The suspect was 92, widowed, and living in another city. “When we realised how old he was, we didn’t have the time to waste,” says Smith. “It was a full team effort.” In the period between the DNA match and Headley’s arrest, the team pored over every single one of the thousands original accounts and records.
For a while, it was like navigating two time periods. “Just looking at all the photographs, seeing an the victim’s home in 1967,” says Smith. “The witness statements. The way they describe people. Today, it would usually be different. There are so many generational differences.”
Understanding the Victim
Smith felt she came to understand the victim, too. “She was such a big character,” she says. “Lots of people were saying that they saw her outside her home every day. She was twice widowed, estranged from her family, but she wasn’t reclusive. She had a gaggle of women who used to meet and gossip – and those were the women who realised something was amiss.”

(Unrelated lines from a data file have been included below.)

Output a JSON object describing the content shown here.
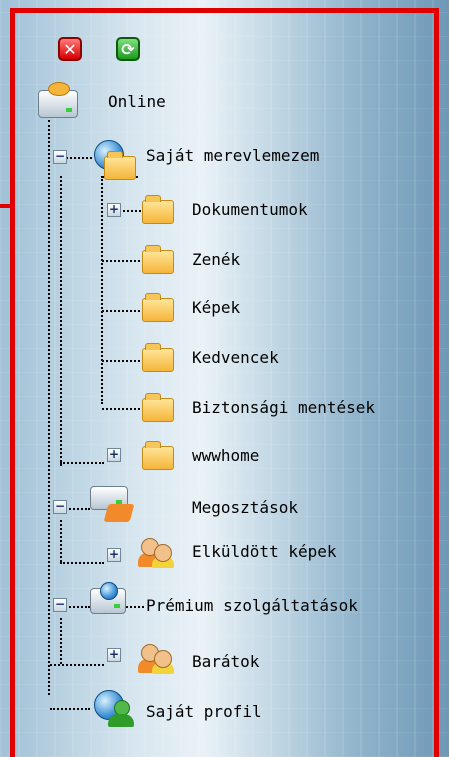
{
  "toolbar": {
    "close_icon": "close-icon",
    "refresh_icon": "refresh-icon"
  },
  "tree": {
    "root": {
      "label": "Online",
      "icon": "network-drive-icon"
    },
    "my_drive": {
      "label": "Saját merevlemezem",
      "icon": "globe-folder-icon"
    },
    "folders": [
      {
        "label": "Dokumentumok",
        "expandable": true
      },
      {
        "label": "Zenék",
        "expandable": false
      },
      {
        "label": "Képek",
        "expandable": false
      },
      {
        "label": "Kedvencek",
        "expandable": false
      },
      {
        "label": "Biztonsági mentések",
        "expandable": false
      },
      {
        "label": "wwwhome",
        "expandable": true
      }
    ],
    "shares": {
      "label": "Megosztások",
      "icon": "share-drive-icon"
    },
    "sent_images": {
      "label": "Elküldött képek",
      "icon": "people-icon"
    },
    "premium": {
      "label": "Prémium szolgáltatások",
      "icon": "premium-drive-icon"
    },
    "friends": {
      "label": "Barátok",
      "icon": "people-icon"
    },
    "profile": {
      "label": "Saját profil",
      "icon": "profile-icon"
    }
  },
  "colors": {
    "frame": "#e00000",
    "folder": "#f5b53a"
  }
}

Most of the team’s days were spent analyzing documents. (“Vast quantities of paperwork. It wouldn’t make great TV.”) The team also interviewed the doctor, now eighty-nine, who had been at the crime scene. “He remembered every particular from that day,” says Smith. “He said: ‘I’ve been a doctor all my life and seen a lot of dead bodies but that’s the only one that had been murdered. That stays with you.’”
A History of Crimes
Headley’s prior offenses seemed to leave little doubt of his guilt. After the 1967 murder, he had moved, and in 1977 he had pleaded guilty to raping two older women, again in their own homes. His victims’ harrowing statements from that previous case gave some idea into the victim’s last moments.

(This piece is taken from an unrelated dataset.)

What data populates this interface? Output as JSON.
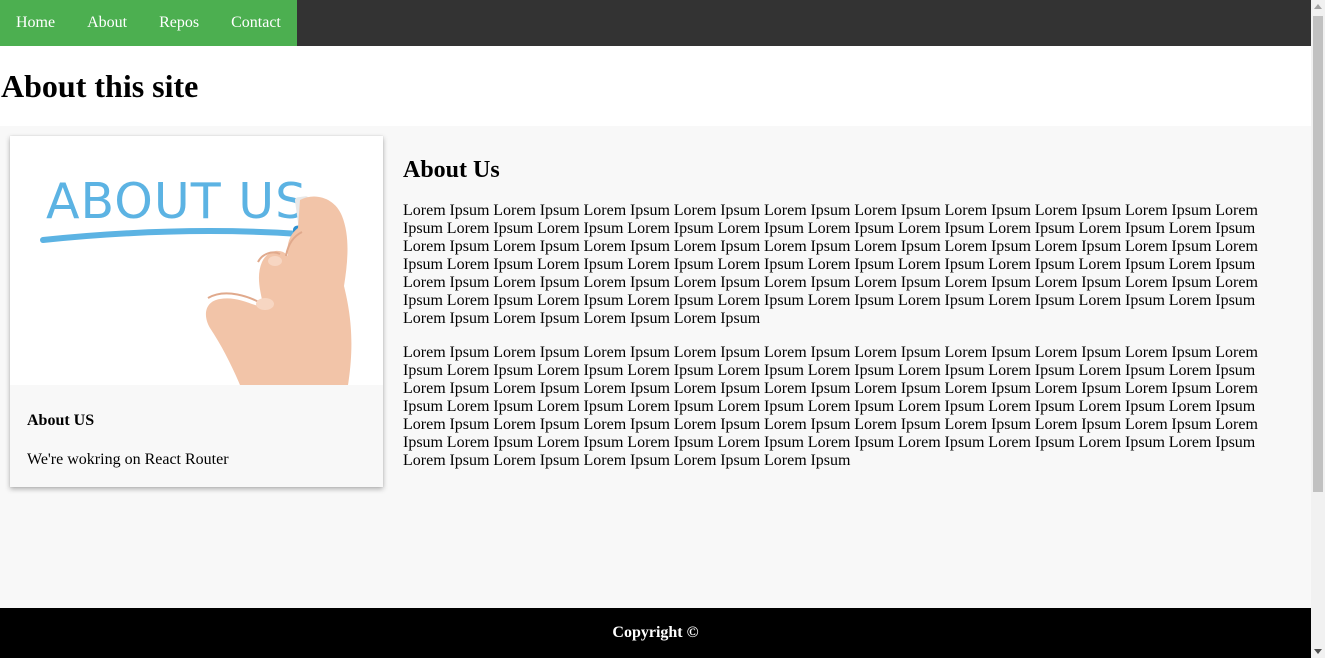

“He menaced to choke one and he threatened to suffocate the other with a cushion,” says Smith. Both women fought back. Though Headley was initially sentenced to life, he appealed, supported by a mental health professional who stated that Headley was acting out of character. “It went from a life sentence to a shorter term,” says Smith.
Securing Justice
Smith was present at Headley’s arrest. “I knew what he looked like, I knew he was going to be 92, and I also knew how compelling the proof was,” she says. The team feared that the arrest would trigger a medical incident. “We were uncovering the darkest secret he’d kept hidden for 60 years,” says Smith.
Yet everything was able to proceed. The court case took place, and the victim’s living relative had been identified and approached by family liaison. “She had assumed it was never going to be resolved,” says Smith. For the family, there had also been a sense of shame about the nature of the crime.
“Rape is massively underreported now,” says Smith, “but in the mid-20th century, how many elderly ladies would ever tell anyone this had happened?”
Headley was told at sentencing that, for all practical purposes, he would never be released. He would spend his life behind bars.
A Profound Effect
For Smith, it has been a special case. “It just feels different, I don’t know why,” she says. “With current investigations, the process is very reactive. With this case you’re driving the inquiry, the urgency is only from yourself. It began with me trying to get someone to take some notice of that box – and I was able to see it through right until the conclusion.”
She is confident that it won’t be the last solved case. There are about 130 cold cases in the archives. “We’ve got so much more to do,” she says. “We have several murders that we’re reviewing – we’re constantly sending things to forensics and pursuing other leads. We’ll be forever opening boxes.”